Pendant son doctorat, afin de gagner un peu d’argent, Rand Hindi collabore avec des banques pour automatiser le trading sur les marchés financiers. En 2011, sa thèse achevée, il travaille sur la personnalisation de la nutrition grâce à l’intelligence artificielle. Pour prouver que ses algorithmes fonctionnent, il devient le sujet de son expérience et prend 35?kg. Il parviendra à les perdre. Ensuite, pour démontrer la puissance de l’intelligence artificielle, Rand Hindi codéveloppe son premier assistant vocal. Un an après, en 2014, il est distingué par la « MIT Technology Review », dans le cadre de son classement annuel des innovateurs de moins de 35 ans.

Pourtant, des assistants vocaux performants, de nombreux acteurs en proposent déjà. Qu’est-ce qui distingue celui de Snips de ceux de Google et d’Amazon ? Soudain plus grave, Rand Hindi pèse ses mots : « La grosse différence, c’est la confidentialité. Nous sommes la seule technologie complètement embarquée dans l’objet. Toutes les autres plates-formes impliquent d’envoyer sa voix, qui est ensuite traitée dans le cloud. Nous proposons des performances équivalentes aux assistants sur le marché, sans jamais faire de compromis sur la donnée personnelle. » Un argument de vente déterminant pour la start-up. La technologie de Snips ne nécessite pas d’enregistrement de la voix. Celle-ci est traitée par des algorithmes, mais n’est pas stockée. Rand Hindi estime qu’il n’est pas utile d’identifier la personne qui donne l’ordre, du moment que le système comprend la demande. En un mot, il s’agit bien de faire de la reconnaissance vocale et non de l’identification vocale. « La biométrie est une donnée qui t’identifie individuellement et que tu ne peux pas changer. Si quelqu’un capture ta voix ou ton empreinte digitale, tu es foutu, car tu ne pourras jamais les changer. Ce qui fait de la voix une donnée très sensible. »

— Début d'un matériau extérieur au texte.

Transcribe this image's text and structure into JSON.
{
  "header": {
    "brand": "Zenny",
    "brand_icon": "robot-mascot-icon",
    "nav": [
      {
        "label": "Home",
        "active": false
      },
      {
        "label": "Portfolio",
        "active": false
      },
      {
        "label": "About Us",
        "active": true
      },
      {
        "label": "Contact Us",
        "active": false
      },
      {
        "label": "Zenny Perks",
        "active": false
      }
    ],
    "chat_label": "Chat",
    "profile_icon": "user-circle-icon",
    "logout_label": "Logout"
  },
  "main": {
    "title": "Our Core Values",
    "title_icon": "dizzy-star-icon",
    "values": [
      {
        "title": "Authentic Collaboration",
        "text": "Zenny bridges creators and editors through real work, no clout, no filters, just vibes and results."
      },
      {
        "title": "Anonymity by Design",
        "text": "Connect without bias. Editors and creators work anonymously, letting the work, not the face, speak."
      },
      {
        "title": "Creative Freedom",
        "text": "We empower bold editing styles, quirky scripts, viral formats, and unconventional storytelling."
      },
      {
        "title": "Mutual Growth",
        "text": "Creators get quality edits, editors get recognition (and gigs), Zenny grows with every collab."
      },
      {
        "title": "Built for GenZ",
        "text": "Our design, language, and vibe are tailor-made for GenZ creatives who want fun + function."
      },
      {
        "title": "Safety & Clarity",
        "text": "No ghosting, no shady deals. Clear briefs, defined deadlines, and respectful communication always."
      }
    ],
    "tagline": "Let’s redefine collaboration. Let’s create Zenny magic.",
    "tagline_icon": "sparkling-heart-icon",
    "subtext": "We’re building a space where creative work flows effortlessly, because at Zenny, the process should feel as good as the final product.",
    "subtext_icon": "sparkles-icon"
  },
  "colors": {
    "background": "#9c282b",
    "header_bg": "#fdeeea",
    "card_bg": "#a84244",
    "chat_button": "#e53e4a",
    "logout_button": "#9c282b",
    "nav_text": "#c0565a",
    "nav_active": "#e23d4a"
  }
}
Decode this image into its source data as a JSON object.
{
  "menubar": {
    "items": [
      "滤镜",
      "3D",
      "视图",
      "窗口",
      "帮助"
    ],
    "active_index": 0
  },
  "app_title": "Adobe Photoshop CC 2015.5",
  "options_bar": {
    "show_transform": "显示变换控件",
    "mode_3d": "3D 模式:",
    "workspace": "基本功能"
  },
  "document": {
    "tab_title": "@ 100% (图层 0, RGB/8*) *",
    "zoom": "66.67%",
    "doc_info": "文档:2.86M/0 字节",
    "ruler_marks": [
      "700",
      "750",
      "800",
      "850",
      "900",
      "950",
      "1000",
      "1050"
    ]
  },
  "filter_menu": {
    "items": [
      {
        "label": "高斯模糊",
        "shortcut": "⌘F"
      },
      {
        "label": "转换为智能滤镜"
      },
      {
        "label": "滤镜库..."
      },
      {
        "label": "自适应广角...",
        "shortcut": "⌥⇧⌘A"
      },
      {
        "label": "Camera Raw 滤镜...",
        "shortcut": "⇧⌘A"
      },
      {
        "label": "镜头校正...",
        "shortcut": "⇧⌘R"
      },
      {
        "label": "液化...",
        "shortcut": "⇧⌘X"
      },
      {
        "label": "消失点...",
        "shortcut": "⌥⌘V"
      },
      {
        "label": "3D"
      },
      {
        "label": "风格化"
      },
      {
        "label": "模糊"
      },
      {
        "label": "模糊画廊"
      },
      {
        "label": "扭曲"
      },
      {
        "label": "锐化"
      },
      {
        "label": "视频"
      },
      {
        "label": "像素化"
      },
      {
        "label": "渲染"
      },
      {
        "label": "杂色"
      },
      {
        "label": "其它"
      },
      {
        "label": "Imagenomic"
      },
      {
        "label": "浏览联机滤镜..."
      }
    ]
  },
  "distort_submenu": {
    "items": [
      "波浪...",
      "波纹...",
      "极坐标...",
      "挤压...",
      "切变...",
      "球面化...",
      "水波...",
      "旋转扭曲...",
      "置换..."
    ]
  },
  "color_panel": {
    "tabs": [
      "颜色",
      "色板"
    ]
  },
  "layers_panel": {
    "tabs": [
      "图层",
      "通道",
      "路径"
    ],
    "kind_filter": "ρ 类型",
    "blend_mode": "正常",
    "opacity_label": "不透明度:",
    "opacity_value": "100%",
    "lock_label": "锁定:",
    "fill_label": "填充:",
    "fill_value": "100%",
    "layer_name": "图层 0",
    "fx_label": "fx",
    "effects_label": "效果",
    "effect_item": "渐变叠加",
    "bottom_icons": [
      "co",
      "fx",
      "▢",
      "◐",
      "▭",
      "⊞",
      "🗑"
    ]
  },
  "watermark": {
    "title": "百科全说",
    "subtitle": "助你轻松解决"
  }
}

Mais Rand Hindi ne compte pas s’arrêter là. Les projets foisonnent dans sa tête. « La voix n’est qu’une première étape. Dans le futur, on devra gérer de l’image, des capteurs… Tout ça viendra naturellement. » Et qui sait ? Peut-être même finirons-nous par trouver tout naturel de nous adresser à notre machine à café…

>> Retrouvez ce portrait de Rand Hindi dans le n° 1008 d'Industrie & Technologies. Et découvrez dans chaque numéro le parcours d'une personnalité ayant mis au point une innovation de rupture dans notre rubrique "Un homme, une techno"

Oreille interne

L’assistant vocal de Snips peut fonctionner sur un système léger, comme un Raspberry Pi (photo), sans utiliser le cloud. La start-up a réduit la taille de ses modèles de deep learning en optimisant chaque neurone. Pour s’entraîner, ses algorithmes exploitent des milliers de phrases types (« quelle sera la météo ? »…) et génèrent automatiquement des milliers d’exemples similaires pour apprendre. Grâce à cette technique de synthèse vocale, Snips a pu lancer rapidement son produit dans cinq langues (anglais, français, espagnol, allemand, coréen).